A few years later we bought another dog, a collie as lovely as Lassie of television fame. His name was Buddy and he was as good and faithful as any creature might be. He became a kind of mascot for the entire street where we lived, watching after not just our family but many of the other children on our block. We loved him like he was a brother and took it for granted that he would always be with us. He carried us through our childhoods and then one day became sick and died. Our trauma was as deep as if he had been a little brother who passed away. 

My husband and I have had two dogs during our time together, both female Golden Retrievers. The first had been named Red before we brought her home. She was a perfect dog in every possible way. Like Buddy she was beloved by all of our neighbors because she had not a mean bone in her body unless she was protecting one of us. When she died our hearts were so broken that we felt unable to go through such an experience ever again. Our daughters convinced us that our grief would be lessened if we brought a new puppy into our home and so we found Scarlet who was as sassy as the famous character from literature who went by that name. She too burrowed into our hearts.

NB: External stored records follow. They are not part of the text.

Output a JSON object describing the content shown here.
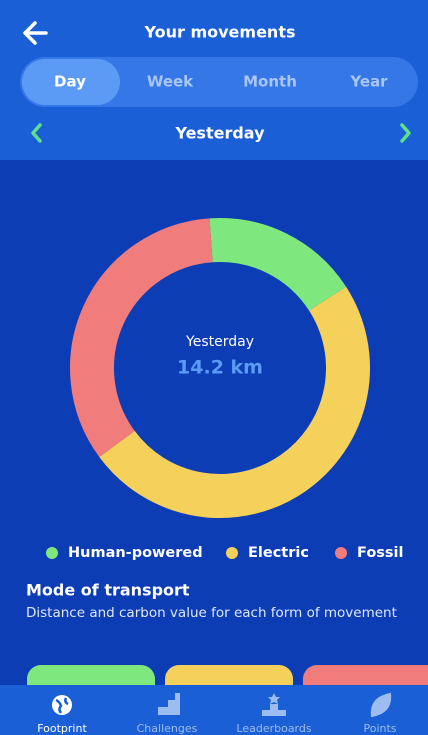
{
  "header": {
    "title": "Your movements"
  },
  "tabs": [
    "Day",
    "Week",
    "Month",
    "Year"
  ],
  "date_nav": {
    "label": "Yesterday"
  },
  "chart_data": {
    "type": "donut",
    "center_label": "Yesterday",
    "center_value": "14.2 km",
    "categories": [
      "Human-powered",
      "Electric",
      "Fossil"
    ],
    "values": [
      17,
      49,
      34
    ],
    "colors": [
      "#7ee87f",
      "#f5d05a",
      "#f07c7c"
    ]
  },
  "section": {
    "title": "Mode of transport",
    "subtitle": "Distance and carbon value for each form of movement"
  },
  "bottom_nav": [
    "Footprint",
    "Challenges",
    "Leaderboards",
    "Points"
  ]
}
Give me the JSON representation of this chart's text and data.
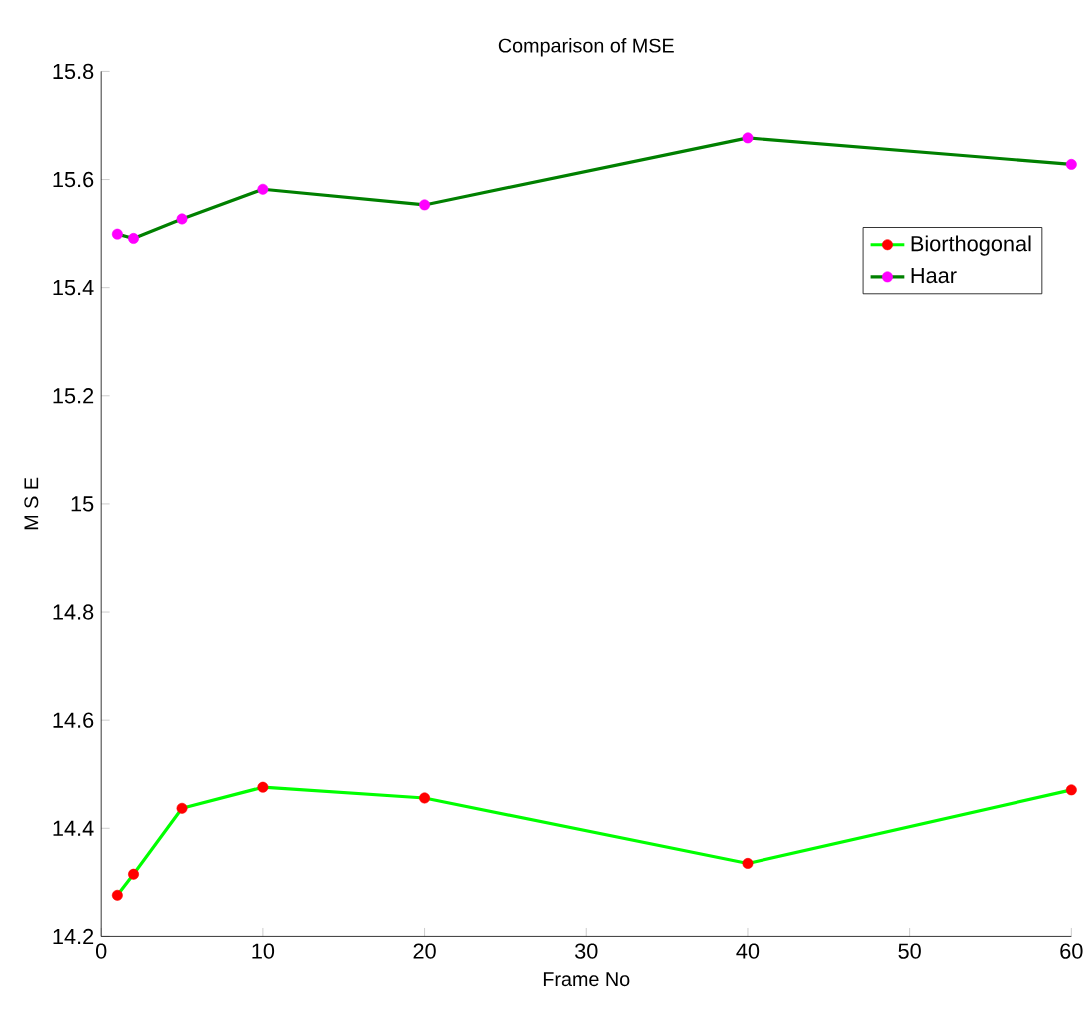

Dogs sense our moods and seem to know exactly how to react to the way we are feeling. If we are sad they snuggle with us and quietly show us how much they care. When we are happy they play with us. If we are sick they watch over us. They warn us of dangers and let us know whom we might trust. Their instincts are attuned to our hearts. They are innocents who may annoy us with their mischief but never betray us.

I do not have a dog now. After Scarlet died we decided to remain without a pet for a time. Instead we enjoy our grand dogs, five cute little creatures who are as different from one another as any brood might be. Cooper, a pug, is the elder among them. He has spent many sleepovers at my house while his family travels. He’s a sweet fellow who loves to cuddle and only barks when he wants food. I’ve grown rather close to him over the years so when he became seriously ill and in need of surgery this past fall I was greatly concerned.

It took him quite a while to recover from his illness and he lost a great deal of weight and his usual personality. I worried incessantly about him but my fears were unfounded because he slowly began to revert to his old ways. When I visited his home last week he greeted me with an insistent bark that told me he wanted me to provide him with his dinner. I felt overjoyed as I filled his bowl and watched him devour the food and then saunter over so that I might scratch his back. We had a moment together that was quite touching. I wanted to spend the rest of the evening petting him and letting him know how much I loved him but I had math tutoring to do with my grandsons, so Cooper and I had to be content with knowing that we really do love each other.

Horses are enchantingly beautiful and cats are mysteriously lovely, but dogs are gifts for our souls. They are the perfect companions who ask for little more than nourishment, a few pats on the rump, and space to run and play. They love and protect us and bring a kind of magic into our lives. It’s little wonder that we notice that God spelled backwards is dog. They are angelic creatures and we are the fortunate recipients of their loving presence.